Medicine Hat Arena
- Interactive map of Medicine Hat Arena
- Address: 155 Ash Avenue SE
- Location: Medicine Hat, Alberta, Canada
- Coordinates: 50°02′38″N 110°40′11″W﻿ / ﻿50.0439°N 110.6696°W
- Owner: City of Medicine Hat
- Operator: City of Medicine Hat
- Capacity: Hockey and maximum: 4,006

Construction
- Groundbreaking: 1968
- Opened: October 15, 1970
- Closed: July 2017

Tenant
- Medicine Hat Tigers (WHL) (1970–2015)

= Medicine Hat Arena =

Multi-purpose arena in Alberta, Canada

The Medicine Hat Arena is a 4,006-seat multi-purpose arena in Medicine Hat, Alberta, Canada. It was built in 1970 to replace Arena Gardens (Medicine Hat), the old rink that burned down in a fire where the Medicine Hat Inn is now situated. It was home to the Medicine Hat Tigers ice hockey team.
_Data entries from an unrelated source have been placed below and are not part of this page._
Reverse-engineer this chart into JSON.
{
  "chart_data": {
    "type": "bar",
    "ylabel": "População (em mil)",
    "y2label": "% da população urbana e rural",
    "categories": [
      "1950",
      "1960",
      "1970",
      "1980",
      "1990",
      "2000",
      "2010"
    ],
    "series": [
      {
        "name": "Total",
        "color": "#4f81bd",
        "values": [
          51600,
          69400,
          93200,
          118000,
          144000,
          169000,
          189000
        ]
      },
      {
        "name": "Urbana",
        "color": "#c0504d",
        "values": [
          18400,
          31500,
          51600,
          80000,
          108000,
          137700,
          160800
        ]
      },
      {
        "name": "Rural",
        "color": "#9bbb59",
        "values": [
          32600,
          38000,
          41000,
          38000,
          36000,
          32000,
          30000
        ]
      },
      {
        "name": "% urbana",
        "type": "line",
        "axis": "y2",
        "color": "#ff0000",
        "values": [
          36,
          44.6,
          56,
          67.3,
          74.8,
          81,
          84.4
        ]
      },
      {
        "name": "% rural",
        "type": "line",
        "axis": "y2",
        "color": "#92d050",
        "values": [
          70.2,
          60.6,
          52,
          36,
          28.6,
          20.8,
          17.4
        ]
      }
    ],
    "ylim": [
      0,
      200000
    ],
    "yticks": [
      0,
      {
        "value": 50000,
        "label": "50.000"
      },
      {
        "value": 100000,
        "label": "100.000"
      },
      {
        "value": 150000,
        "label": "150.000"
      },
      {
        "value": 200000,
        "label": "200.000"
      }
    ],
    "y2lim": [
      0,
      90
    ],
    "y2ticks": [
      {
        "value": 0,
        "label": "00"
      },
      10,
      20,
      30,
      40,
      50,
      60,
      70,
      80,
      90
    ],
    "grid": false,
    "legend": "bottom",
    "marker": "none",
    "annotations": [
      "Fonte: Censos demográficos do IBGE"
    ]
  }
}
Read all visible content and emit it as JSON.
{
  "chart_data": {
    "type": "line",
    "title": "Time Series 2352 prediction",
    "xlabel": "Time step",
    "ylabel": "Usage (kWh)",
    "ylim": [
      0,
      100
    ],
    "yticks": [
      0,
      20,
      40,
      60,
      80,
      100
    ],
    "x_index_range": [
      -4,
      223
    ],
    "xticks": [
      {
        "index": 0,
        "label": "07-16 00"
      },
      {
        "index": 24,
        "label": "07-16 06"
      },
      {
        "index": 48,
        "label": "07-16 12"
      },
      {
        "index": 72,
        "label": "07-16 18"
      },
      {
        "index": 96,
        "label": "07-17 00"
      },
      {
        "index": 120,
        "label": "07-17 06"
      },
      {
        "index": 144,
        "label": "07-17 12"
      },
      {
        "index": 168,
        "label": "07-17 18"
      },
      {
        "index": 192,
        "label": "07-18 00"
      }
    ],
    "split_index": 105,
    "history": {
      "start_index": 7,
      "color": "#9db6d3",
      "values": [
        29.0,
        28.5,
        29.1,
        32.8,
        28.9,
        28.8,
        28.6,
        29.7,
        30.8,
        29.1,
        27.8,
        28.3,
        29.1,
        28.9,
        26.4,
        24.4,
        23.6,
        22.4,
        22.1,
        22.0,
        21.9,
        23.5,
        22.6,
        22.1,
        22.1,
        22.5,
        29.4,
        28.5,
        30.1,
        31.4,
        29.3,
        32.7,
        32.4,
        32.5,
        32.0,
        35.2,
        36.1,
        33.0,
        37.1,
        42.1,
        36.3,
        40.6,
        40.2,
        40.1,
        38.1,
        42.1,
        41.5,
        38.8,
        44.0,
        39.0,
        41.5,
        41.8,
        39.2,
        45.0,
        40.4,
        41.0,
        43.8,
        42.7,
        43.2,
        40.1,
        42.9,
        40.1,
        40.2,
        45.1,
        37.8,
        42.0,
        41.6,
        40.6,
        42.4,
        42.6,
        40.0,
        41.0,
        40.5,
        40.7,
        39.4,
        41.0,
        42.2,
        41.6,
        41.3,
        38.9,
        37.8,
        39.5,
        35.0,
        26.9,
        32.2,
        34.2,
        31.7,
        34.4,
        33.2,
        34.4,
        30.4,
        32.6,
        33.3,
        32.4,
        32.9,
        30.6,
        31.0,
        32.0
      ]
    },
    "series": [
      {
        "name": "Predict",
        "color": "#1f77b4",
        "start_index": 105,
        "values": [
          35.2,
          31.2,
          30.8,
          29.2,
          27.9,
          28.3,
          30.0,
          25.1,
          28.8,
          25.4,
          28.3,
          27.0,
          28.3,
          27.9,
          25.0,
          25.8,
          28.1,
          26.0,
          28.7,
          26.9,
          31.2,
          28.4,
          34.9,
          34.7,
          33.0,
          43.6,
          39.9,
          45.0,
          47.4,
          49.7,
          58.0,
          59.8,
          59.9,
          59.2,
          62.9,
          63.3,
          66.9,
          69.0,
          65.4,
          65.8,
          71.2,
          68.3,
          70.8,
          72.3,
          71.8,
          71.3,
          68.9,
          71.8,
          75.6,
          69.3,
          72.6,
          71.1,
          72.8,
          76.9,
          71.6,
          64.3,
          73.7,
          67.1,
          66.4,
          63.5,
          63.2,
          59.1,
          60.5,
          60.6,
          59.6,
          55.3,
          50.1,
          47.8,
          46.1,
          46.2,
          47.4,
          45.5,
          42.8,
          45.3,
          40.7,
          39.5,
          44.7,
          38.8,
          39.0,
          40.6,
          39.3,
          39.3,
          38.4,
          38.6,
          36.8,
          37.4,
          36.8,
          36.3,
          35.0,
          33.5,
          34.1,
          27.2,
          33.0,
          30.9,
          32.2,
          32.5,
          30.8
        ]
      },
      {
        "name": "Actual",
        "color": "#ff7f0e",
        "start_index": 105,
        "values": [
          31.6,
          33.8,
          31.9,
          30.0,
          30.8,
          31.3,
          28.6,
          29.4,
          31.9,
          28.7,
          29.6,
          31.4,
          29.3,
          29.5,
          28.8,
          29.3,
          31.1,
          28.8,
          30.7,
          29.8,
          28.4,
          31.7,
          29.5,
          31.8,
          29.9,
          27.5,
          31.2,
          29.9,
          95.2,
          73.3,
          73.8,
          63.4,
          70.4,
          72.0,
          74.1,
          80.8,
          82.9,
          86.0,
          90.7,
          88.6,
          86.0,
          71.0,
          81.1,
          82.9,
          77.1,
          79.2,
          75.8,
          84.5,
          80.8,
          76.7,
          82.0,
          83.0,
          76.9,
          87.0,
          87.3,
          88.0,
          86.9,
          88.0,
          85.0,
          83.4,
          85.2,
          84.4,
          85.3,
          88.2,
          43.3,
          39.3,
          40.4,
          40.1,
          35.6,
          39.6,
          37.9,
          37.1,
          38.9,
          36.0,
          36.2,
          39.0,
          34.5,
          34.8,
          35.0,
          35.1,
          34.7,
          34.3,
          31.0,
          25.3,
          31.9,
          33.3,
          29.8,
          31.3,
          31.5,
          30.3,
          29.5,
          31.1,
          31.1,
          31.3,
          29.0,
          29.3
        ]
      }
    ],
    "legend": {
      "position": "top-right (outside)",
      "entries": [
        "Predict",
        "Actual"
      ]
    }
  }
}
In recent years, the building has received upgrades including new plastic seats to replace the rainbow wooden benches that nicknamed the rink "The Smartie Box". A new scoreboard, sound system, heating system, lighting system and front entrance have been added. The Tigers sold out every game for over five seasons, finally ending on March 29, 2008, when they played to a crowd of 3,788, 218 short of a sell-out.

The Tigers moved to the new Canalta Centre for the 2015-16 WHL season. The old arena was closed in July 2017 by Medicine Hat City Council.